Ils poussent comme des champignons bio, les endroits qui proposent des plats sans gluten. En plus de satisfaire une foule d'intolérants plus ou moins sincères, ces restos autoproclamés healthy en font souvent leur argument de vente numéro un. Et ça marche. Car aujourd'hui, le sans gluten est associé à un régime équilibré, qui a réussi à se hisser en haut du top des tendances food du moment.
Avant d'aller plus loin, revenons aux origines du mal culinaire, comme on le décrit souvent dans les cercles de bouffe saine. Le gluten, pour ceux qui seraient passés au travers des mailles du filet, est une protéine que l'on retrouve dans beaucoup de céréales qui servent à faire le pain, les pâtes, la bière ou encore les chaussons aux pommes, viennoiserie injustement sous-estimée qui regorge, tout comme ses acolytes croissant et pain au chocolat, de l'enzyme qualifiée problématique. La question se pose donc d'elle-même : en quoi est-ce un problème ?
C'est simple. Pour certains, le composant est source de désagréments digestifs sévères et de fatigue inexpliquée. C'est ce qu'on appelle l'intolérance, ou maladie coeliaque. Une condition qui provoque une malabsorption des nutriments et requiert un régime ferme où toutes les formes de la protéine seront supprimées. Plus rares encore, les allergiques au gluten subissent une réaction immédiate et dangereuse lorsqu'ils en consomment. Une véritable souffrance qui handicape leur quotidien.
Pour les autres, en revanche, la raison est davantage liée à un choix personnel qu'à une sensibilité réelle.
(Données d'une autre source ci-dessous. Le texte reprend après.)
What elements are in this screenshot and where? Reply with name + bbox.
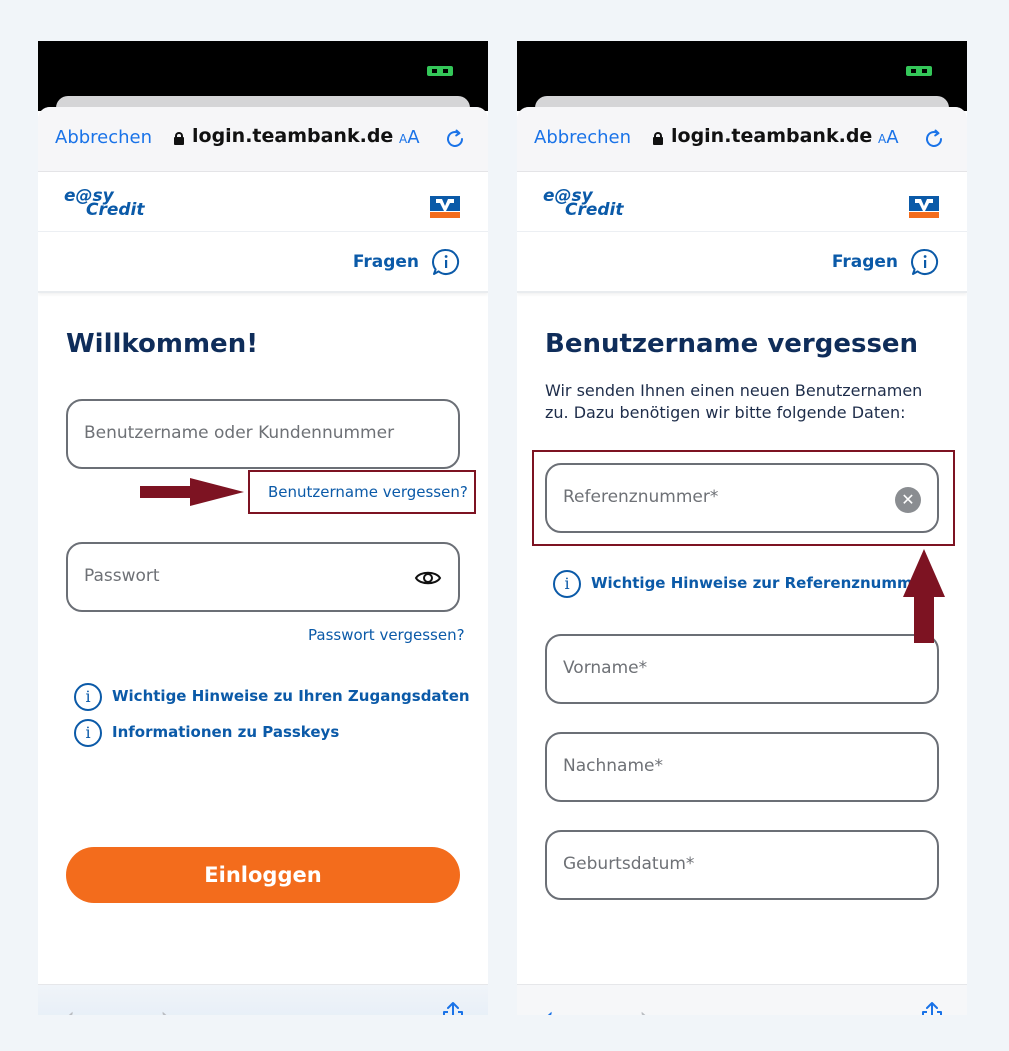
birthdate-input[interactable] [563, 854, 883, 874]
text-size-button[interactable]: AA [399, 127, 420, 148]
browser-sheet: Abbrechen login.teambank.de AA e@sy Cred… [38, 107, 488, 1015]
highlight-reference-field [532, 450, 955, 546]
volksbank-logo-icon [909, 196, 939, 218]
fragen-link[interactable]: Fragen [832, 252, 898, 272]
info-icon: i [74, 719, 102, 747]
birthdate-field[interactable] [545, 830, 939, 900]
back-icon[interactable]: ‹ [543, 1003, 554, 1016]
password-field[interactable] [66, 542, 460, 612]
arrow-up-icon [903, 549, 945, 643]
share-icon[interactable] [920, 1001, 944, 1015]
username-input[interactable] [84, 423, 404, 443]
lastname-input[interactable] [563, 756, 883, 776]
easycredit-logo[interactable]: e@sy Credit [64, 188, 145, 219]
volksbank-logo-icon [430, 196, 460, 218]
info-bubble-icon[interactable] [432, 248, 460, 276]
forward-icon[interactable]: › [160, 1003, 171, 1016]
browser-toolbar: ‹ › [38, 984, 488, 1015]
browser-sheet: Abbrechen login.teambank.de AA e@sy Cred… [517, 107, 967, 1015]
login-button[interactable]: Einloggen [66, 847, 460, 903]
lock-icon [174, 132, 184, 145]
eye-icon[interactable] [414, 568, 442, 588]
browser-toolbar: ‹ › [517, 984, 967, 1015]
info-icon: i [553, 570, 581, 598]
battery-icon [906, 66, 932, 76]
page-title: Benutzername vergessen [545, 329, 919, 359]
lastname-field[interactable] [545, 732, 939, 802]
domain-label[interactable]: login.teambank.de [192, 125, 393, 147]
firstname-field[interactable] [545, 634, 939, 704]
reload-icon[interactable] [922, 127, 946, 151]
lock-icon [653, 132, 663, 145]
arrow-right-icon [140, 478, 244, 506]
username-field[interactable] [66, 399, 460, 469]
help-bar: Fragen [38, 232, 488, 293]
url-bar: Abbrechen login.teambank.de AA [38, 107, 488, 172]
site-header: e@sy Credit [38, 173, 488, 232]
info-link-label[interactable]: Wichtige Hinweise zu Ihren Zugangsdaten [112, 687, 470, 705]
cancel-button[interactable]: Abbrechen [55, 127, 152, 148]
battery-icon [427, 66, 453, 76]
forgot-password-link[interactable]: Passwort vergessen? [308, 626, 465, 644]
intro-text: Wir senden Ihnen einen neuen Benutzernam… [545, 381, 923, 422]
forward-icon[interactable]: › [639, 1003, 650, 1016]
info-icon: i [74, 683, 102, 711]
reload-icon[interactable] [443, 127, 467, 151]
domain-label[interactable]: login.teambank.de [671, 125, 872, 147]
help-bar: Fragen [517, 232, 967, 293]
info-bubble-icon[interactable] [911, 248, 939, 276]
text-size-button[interactable]: AA [878, 127, 899, 148]
password-input[interactable] [84, 566, 404, 586]
highlight-forgot-username [248, 470, 476, 514]
firstname-input[interactable] [563, 658, 883, 678]
info-link-label[interactable]: Informationen zu Passkeys [112, 723, 339, 741]
site-header: e@sy Credit [517, 173, 967, 232]
cancel-button[interactable]: Abbrechen [534, 127, 631, 148]
url-bar: Abbrechen login.teambank.de AA [517, 107, 967, 172]
share-icon[interactable] [441, 1001, 465, 1015]
fragen-link[interactable]: Fragen [353, 252, 419, 272]
easycredit-logo[interactable]: e@sy Credit [543, 188, 624, 219]
page-title: Willkommen! [66, 329, 259, 359]
phone-login-screen: Abbrechen login.teambank.de AA e@sy Cred… [38, 41, 488, 1015]
info-link-label[interactable]: Wichtige Hinweise zur Referenznummer [591, 574, 930, 592]
back-icon[interactable]: ‹ [64, 1003, 75, 1016]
Le gluten étant principalement présent dans des aliments assez caloriques, il a été associé à une cuisine plus riche. On voit donc apparaître, depuis quelques années, une ribambelle de fous de la food qui clament leur intolérance comme d'autres chanteraient Céline Dion passé minuit un soir de cuite : sans vraiment savoir pourquoi, si ce n'est l'engouement collectif.
Alors, si ces supposés intolérants au gluten exagèrent, qu'en est-il des restos garantis, eux, sans gluten ? Sont-ils aussi irréprochables qu'ils le prétendent sur leur menu ? Spoiler alert : il semblerait que non. D'après une étude menée par l'Université de Columbia, à New York, un tiers des menus garantis gluten-free contiendrait du gluten. Un chiffre énorme quand on sait que l'équipe de scientifiques a testé 5600 établissements dans le pays. Les résultats les plus alarmants se retrouvent dans les pizzas et les pâtes labellisées gluten-free, avec la moitié d'entre elles qui en seraient composées.
Sur ce point, le docteur Benjamin Lerner, chercheur en charge de l'étude, explique qu'il s'agirait "d'un souci de contamination. Utiliser des ingrédients sans gluten ne suffit pas à assurer que la protéine ne se glissera pas dans le plat". Car même si l'on réalise une pâte avec de la farine dépourvue de gluten, cela n'empêchera pas les particules de la préparation d'à côté, si elle en contient, de venir contaminer la première. Rien à voir avec une volonté machiavélique du restaurant d'en glisser dans son menu, mais les conséquences sont les mêmes pour les intolérants.
Le conseil du pro ? "Ne pas prendre les restos sans gluten pour argent comptant", confie Lerner. On se contentera donc de miser sur nos cinq fruits et légumes par jour quand on est de sortie, ou de piocher dans les deux tiers de lieux qui ont passé l'inspection haut la main - ce qui donne tout de même près de 4000 établissements.